COX Inhibitors in Broad Role in Cancer Prevention And Treatment

Envision the very slipperly slope we tread with this one, with the pharmaceutical companies wringing their hands and drooling at the mere prospect. Recall how often we talk about inflammation as a contributor to just about every chronic disease known to man. So is it any big shocker when a drug designed to lower one pathway of inflammation lowers the risk of one of these chronic diseases? Of course not. And recall also that there are literally hundreds of natural ways to lower your overall inflammatory burden without drugs...

American Cancer Society Science Writers Seminar Cyclooxygenase inhibitors may not only have the potential to reduce precancerous colon polyps, they may also play a role in slowing the development of many other cancers, according to a presentation Tuesday at the American Cancer Society Science Writers Seminar. Dr. Ernest Hawk of the National Cancer Institute in Bethesda, Maryland said it may be possible to intervene at every stage, from pre-invasive lesions to advanced cancers, in a broad range of organs. "Cyclooxygenase-2 appears to be overexpressed, and appears to correlate very tightly with carcinogenesis in a number of target organs — really, most every target organ we've seen so far: head and neck cancer, bladder cancer, colon cancer, pancreatic, breast, prostate," Dr.

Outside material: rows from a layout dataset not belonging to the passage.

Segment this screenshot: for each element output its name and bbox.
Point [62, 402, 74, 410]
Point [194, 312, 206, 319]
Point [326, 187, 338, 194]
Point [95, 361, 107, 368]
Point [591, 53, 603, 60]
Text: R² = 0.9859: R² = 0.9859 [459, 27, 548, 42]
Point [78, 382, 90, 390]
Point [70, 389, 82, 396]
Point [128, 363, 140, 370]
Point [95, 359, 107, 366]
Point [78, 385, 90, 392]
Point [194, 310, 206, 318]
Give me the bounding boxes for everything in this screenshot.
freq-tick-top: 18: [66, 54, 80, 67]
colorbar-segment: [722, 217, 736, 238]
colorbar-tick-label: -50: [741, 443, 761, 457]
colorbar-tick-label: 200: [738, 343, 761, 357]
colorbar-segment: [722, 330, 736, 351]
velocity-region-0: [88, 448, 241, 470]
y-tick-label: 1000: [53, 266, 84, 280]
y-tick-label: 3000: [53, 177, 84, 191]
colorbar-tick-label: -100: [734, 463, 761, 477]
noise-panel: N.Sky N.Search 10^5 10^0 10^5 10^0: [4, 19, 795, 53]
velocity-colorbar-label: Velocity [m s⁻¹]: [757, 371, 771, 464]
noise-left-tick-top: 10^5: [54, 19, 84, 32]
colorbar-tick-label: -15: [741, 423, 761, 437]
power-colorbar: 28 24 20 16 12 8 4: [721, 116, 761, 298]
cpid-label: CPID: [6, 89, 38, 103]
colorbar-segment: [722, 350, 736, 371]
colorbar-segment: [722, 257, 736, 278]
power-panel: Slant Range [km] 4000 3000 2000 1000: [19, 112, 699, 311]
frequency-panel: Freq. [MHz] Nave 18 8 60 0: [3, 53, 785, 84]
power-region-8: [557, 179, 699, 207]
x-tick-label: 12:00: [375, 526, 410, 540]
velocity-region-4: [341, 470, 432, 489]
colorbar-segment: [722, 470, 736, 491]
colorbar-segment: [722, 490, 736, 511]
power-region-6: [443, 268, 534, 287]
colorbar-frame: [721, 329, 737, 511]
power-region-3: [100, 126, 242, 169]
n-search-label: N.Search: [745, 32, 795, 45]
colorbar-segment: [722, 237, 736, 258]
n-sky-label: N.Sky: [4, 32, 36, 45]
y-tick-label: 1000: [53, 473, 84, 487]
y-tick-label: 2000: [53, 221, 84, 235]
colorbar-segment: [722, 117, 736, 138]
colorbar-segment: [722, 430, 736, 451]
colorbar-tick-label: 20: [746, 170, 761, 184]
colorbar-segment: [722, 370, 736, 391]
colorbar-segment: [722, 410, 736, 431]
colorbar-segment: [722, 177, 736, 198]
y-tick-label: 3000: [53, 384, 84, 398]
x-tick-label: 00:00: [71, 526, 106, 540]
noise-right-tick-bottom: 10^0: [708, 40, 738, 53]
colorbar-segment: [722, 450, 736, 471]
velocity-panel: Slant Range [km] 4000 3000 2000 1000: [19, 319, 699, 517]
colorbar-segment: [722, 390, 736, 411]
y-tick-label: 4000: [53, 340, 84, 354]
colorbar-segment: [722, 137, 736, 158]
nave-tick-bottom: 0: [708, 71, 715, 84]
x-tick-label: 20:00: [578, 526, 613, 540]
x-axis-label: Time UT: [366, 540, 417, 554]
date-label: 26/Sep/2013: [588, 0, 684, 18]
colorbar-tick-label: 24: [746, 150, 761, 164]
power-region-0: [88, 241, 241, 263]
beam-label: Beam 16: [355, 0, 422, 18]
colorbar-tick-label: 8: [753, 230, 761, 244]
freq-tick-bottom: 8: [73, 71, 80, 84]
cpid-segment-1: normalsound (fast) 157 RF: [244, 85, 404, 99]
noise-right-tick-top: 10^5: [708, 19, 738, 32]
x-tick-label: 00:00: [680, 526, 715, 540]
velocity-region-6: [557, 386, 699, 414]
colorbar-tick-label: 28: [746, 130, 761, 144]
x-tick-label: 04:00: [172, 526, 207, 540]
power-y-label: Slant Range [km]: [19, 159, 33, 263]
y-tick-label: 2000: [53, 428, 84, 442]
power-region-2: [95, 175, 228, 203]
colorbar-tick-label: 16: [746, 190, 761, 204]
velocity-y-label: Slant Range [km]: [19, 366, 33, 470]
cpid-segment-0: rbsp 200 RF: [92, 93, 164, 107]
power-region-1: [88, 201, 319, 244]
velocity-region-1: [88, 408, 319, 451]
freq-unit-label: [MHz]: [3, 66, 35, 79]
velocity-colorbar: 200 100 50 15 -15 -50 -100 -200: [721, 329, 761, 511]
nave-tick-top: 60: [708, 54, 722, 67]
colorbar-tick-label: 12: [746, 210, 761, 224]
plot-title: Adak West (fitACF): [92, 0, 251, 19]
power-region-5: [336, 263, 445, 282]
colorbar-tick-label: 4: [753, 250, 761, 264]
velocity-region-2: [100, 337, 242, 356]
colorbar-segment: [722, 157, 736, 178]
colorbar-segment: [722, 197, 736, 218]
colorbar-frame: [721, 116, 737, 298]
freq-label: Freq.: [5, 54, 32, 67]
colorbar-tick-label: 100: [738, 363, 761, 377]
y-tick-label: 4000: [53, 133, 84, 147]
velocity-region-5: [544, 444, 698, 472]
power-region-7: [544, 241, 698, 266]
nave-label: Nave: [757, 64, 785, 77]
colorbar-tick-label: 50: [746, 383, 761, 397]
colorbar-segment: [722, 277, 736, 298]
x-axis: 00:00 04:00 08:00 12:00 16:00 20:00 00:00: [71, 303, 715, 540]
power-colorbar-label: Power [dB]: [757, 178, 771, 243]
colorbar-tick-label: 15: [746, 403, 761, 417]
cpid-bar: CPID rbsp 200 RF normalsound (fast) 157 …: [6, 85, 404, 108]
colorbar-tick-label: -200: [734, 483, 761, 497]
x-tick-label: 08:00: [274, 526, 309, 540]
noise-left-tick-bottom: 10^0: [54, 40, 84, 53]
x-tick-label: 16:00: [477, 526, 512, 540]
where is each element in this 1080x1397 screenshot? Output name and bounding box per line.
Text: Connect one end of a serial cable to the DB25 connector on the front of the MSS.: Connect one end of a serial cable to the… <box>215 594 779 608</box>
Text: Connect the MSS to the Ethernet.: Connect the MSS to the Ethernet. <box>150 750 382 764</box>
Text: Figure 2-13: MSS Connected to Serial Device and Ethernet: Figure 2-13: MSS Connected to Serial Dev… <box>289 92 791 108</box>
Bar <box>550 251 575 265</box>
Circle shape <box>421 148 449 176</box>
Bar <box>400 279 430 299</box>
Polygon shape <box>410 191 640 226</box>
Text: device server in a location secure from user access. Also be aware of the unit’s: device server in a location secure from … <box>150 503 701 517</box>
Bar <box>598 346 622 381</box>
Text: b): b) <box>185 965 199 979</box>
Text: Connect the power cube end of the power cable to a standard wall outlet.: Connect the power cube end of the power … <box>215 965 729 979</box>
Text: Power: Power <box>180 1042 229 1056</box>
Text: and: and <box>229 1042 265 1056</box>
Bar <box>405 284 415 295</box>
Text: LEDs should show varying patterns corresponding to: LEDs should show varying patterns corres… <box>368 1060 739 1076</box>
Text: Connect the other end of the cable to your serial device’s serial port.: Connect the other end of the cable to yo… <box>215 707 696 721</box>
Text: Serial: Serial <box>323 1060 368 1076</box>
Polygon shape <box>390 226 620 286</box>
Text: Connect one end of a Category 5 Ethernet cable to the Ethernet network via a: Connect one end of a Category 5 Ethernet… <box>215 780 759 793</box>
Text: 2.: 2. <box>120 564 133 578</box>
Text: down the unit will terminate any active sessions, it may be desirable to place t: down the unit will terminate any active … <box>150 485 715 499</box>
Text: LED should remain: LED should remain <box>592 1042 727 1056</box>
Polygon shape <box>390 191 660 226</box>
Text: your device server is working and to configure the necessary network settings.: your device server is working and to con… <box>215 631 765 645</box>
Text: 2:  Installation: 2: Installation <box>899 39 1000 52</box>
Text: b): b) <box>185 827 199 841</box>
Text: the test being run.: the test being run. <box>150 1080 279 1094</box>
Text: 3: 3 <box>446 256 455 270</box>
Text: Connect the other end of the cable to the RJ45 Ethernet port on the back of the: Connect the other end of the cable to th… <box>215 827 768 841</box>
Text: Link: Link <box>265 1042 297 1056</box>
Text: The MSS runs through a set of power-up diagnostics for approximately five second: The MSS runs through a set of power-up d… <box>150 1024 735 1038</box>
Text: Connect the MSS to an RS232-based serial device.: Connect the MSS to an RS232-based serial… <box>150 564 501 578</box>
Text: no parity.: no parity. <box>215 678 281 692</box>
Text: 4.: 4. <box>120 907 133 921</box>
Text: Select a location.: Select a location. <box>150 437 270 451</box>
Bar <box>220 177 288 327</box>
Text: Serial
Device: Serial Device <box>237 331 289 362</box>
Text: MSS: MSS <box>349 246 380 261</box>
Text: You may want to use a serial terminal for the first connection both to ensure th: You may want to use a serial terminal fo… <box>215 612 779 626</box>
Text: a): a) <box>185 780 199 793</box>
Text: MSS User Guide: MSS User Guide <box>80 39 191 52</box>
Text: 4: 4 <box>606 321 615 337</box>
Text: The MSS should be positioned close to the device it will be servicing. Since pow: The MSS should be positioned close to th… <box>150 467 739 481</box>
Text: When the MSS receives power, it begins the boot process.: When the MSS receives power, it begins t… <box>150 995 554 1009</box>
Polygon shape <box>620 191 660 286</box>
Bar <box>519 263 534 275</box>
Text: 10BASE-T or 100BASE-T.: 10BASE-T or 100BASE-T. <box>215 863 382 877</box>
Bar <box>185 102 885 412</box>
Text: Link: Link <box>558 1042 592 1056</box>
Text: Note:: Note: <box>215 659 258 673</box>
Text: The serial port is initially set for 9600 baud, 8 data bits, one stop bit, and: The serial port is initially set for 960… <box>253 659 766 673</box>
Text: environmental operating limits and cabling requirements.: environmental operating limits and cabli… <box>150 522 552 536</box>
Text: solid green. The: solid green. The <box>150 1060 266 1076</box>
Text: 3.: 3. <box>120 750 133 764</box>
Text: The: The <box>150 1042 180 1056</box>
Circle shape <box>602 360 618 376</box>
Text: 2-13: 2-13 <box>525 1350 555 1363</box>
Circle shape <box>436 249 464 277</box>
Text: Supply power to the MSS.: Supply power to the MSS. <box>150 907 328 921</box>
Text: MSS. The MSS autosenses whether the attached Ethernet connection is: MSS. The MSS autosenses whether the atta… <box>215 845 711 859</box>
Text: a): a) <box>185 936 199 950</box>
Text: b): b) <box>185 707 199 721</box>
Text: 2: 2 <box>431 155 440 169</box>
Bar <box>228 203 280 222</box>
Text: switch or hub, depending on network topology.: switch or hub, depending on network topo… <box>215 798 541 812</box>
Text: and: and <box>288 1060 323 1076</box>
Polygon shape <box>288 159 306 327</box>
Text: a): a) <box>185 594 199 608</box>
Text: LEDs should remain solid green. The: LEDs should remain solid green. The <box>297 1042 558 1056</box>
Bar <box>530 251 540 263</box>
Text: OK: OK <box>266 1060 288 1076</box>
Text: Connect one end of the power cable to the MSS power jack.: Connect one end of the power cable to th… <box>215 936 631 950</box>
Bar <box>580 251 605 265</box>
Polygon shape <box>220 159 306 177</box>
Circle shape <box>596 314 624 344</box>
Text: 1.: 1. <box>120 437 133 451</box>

Hawk said. "And I'll note that there is additional work suggesting that overexpression exists among almost every other tumor, in both animal models as well as [in] human settings." According to Dr. Hawk, more than a half-dozen COX-2 inhibitors are currently under investigation for anticancer effects. Expanded studies of the most well-developed COX-2 inhibitor, celecoxib, are being performed by the National Cancer Institute and the pharmaceutical manufacturer Pharmacia, he said. "We have a trial here that will look at tackling cyclooxygenase at an earlier step in familial adenomatous polyposis patients...before the flagrant phenotypic manifestation of hundreds of adenomas in the colon," he explained. "We're going to see if we can use this drug to delay phenotypic expression, and so, thereby, potentially...delay the time of surgery so that these children and young adults could live with their colons for a longer period of time." Dr. Hawk said that researchers are also excited by animal and laboratory studies indicating synergistic effects of COX inhibitors with statins and other agents, which might provide stronger anticancer effects while preventing serious side effects.

Alzheimer's Disease Linked to Proteins Associated With Aging

We have mentioned numerous times the link between inflammation and AD. This study provides further evidence that inflammation plays a key role in development of this disease. Aluminum has been implicated via its displacement of zinc in anti-inflammatory enzymes that protect the delicate brain tissue. Wheat allergy has been implicated via the systemic upregulation of the immune system leading to damage in the brain. As more evidence arises, we will hopefully begin to view AD as a disease of lifestyle that can be modified just like any other.

Trends in Neurosciences Alzheimer's disease may be caused by inflammatory processes associated with aging, not by plaque-like deposits in the brain, researchers say. Scientists from the University of Southern California in Los Angeles and Northwestern University in Evanston, Illinois, said their findings, published this week in the journal Trends in Neurosciences, still lay the blame for Alzheimer's disease on amyloid beta, but trace the basic cause of the disease to the formation of toxic proteins rather than the build-up of plaque and tangles. "We were able to identify in laboratory test tubes a new kind of toxic activity that is implicated as a root cause of Alzheimer's," Dr. Caleb Finch, director of the Neurogerontology Division at the USC Andrus Center's Gerontology Research Institute. The researchers discovered a novel form of wadded-up amyloid called "amyloid b-derived diffusible ligands" — ADDLs or "addles" for short — that form in the presence of certain inflammatory proteins in the brain.